Commvault and Microsoft are extending their existing relationship to integrate Commvault’s data protection software with Azure Blob Storage.
Azure Blob Storage is a service based on object-based storage optimized for unstructured data. Commvault last year launched the Metallic software-as-a-service (SaaS) platform, which provides a cloud-based approach to managing data protection, that runs on Azure.
The two companies have pledged to extend that relationship to not only align engineering efforts but also enable their partners to more easily resell both Metallic and Azure cloud services under the same user contract.
Manoj Nair, general manager for the Metallic service, said the Commvault offering presents IT administrators with a simple graphical user interface (GUI) and exposes application programming interfaces (API). That latter capability enables DevOps teams to automate the backup and recovery process via a cloud service, said Nair.
Rather than having to rely on an IT administrator, the API enables DevOps teams to remove friction from the data protection process, he noted.
The bulk of data protection processes are still managed by IT administrators. However, as DevOps processes continue to mature, data protection processes are becoming more automated. Developers not only want to be able to instantly recover data in the event of system failure but they also often use data protection tools to move data into and out of cloud computing environments.
Nair said Commvault opted to extend its relationship with Microsoft in part because the amount of data being stored in the Azure cloud continues to expand exponentially as more organizations adopt Microsoft Office 365, Microsoft Teams and low-code applications built using Microsoft PowerBuilder tools. Collectively, those applications increase the amount of data gravity the Microsoft Azure cloud exerts. As the amount of data increases in the Azure cloud, the number of applications looking to access that pool of data increases steadily. As that data continues to grow, Nair said there will be a greater need for tools to protect that data.

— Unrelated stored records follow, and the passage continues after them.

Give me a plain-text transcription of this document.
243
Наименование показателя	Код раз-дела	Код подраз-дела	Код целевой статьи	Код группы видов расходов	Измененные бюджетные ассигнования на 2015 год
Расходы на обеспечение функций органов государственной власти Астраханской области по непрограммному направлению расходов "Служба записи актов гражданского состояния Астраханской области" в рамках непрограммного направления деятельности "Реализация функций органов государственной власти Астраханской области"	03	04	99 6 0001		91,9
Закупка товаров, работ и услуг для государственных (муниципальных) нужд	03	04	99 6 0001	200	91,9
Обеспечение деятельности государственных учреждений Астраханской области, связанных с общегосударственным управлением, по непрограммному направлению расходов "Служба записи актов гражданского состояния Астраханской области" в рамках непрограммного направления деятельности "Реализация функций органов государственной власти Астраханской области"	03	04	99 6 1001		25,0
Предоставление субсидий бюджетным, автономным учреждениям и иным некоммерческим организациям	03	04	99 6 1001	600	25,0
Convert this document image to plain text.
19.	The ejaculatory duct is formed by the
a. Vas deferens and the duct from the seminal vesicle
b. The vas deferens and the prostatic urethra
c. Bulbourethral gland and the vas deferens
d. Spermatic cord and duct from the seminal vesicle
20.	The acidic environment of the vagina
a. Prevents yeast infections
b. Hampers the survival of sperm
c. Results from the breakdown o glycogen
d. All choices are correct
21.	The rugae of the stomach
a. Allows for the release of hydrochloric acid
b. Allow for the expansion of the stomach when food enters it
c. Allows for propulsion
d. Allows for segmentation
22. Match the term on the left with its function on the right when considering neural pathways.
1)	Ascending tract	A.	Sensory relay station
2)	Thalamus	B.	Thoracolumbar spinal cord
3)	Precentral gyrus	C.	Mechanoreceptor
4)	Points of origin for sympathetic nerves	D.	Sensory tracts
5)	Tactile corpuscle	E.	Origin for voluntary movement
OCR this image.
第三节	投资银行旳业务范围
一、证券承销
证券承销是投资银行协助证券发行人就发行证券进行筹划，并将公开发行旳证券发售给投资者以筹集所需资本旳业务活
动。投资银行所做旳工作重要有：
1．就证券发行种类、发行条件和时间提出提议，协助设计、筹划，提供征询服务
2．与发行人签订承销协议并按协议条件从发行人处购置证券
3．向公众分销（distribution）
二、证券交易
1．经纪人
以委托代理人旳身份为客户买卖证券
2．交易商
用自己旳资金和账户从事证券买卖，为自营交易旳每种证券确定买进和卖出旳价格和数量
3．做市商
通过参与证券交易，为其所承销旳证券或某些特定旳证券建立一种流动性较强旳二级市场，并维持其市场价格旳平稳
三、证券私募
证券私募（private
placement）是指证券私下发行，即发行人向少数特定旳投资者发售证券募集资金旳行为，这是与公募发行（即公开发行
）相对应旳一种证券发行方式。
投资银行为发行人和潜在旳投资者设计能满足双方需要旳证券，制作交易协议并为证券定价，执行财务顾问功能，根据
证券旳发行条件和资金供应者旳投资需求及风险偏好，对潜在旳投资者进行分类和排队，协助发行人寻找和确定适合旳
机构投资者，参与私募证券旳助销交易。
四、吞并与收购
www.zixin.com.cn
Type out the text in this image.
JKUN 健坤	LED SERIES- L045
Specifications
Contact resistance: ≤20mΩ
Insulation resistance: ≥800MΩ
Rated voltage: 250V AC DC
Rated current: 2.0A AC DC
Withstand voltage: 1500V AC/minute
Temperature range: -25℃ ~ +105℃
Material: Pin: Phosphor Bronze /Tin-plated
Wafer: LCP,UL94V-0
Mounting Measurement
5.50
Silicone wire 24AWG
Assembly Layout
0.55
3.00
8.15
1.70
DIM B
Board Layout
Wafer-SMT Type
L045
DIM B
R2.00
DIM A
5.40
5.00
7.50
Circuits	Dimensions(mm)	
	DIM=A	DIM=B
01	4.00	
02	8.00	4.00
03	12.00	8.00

In general, Nair said many organizations underappreciate the need to back up and recover data stored by cloud service providers. The assumption is the cloud service provider will make it possible to recover data in the event of failure. In reality, cloud computing is based on a shared responsibility model between the end customer and the cloud service provider, under which responsibility for data protection—along with all other data management functions—belongs to the end customer.
Of course, there is no shortage of data protection tools available. Many of those relied on today reside in an on-premises IT environment. In the wake of the COVID-19 pandemic, interest has grown regarding shifting data management tools to SaaS platforms that are more accessible. The issue many IT organizations will need to decide next is whether they want to rely on dedicated IT administrators to manage those processes versus reducing costs by employing APIs to automate a set of routine tasks that no one in IT especially enjoys managing.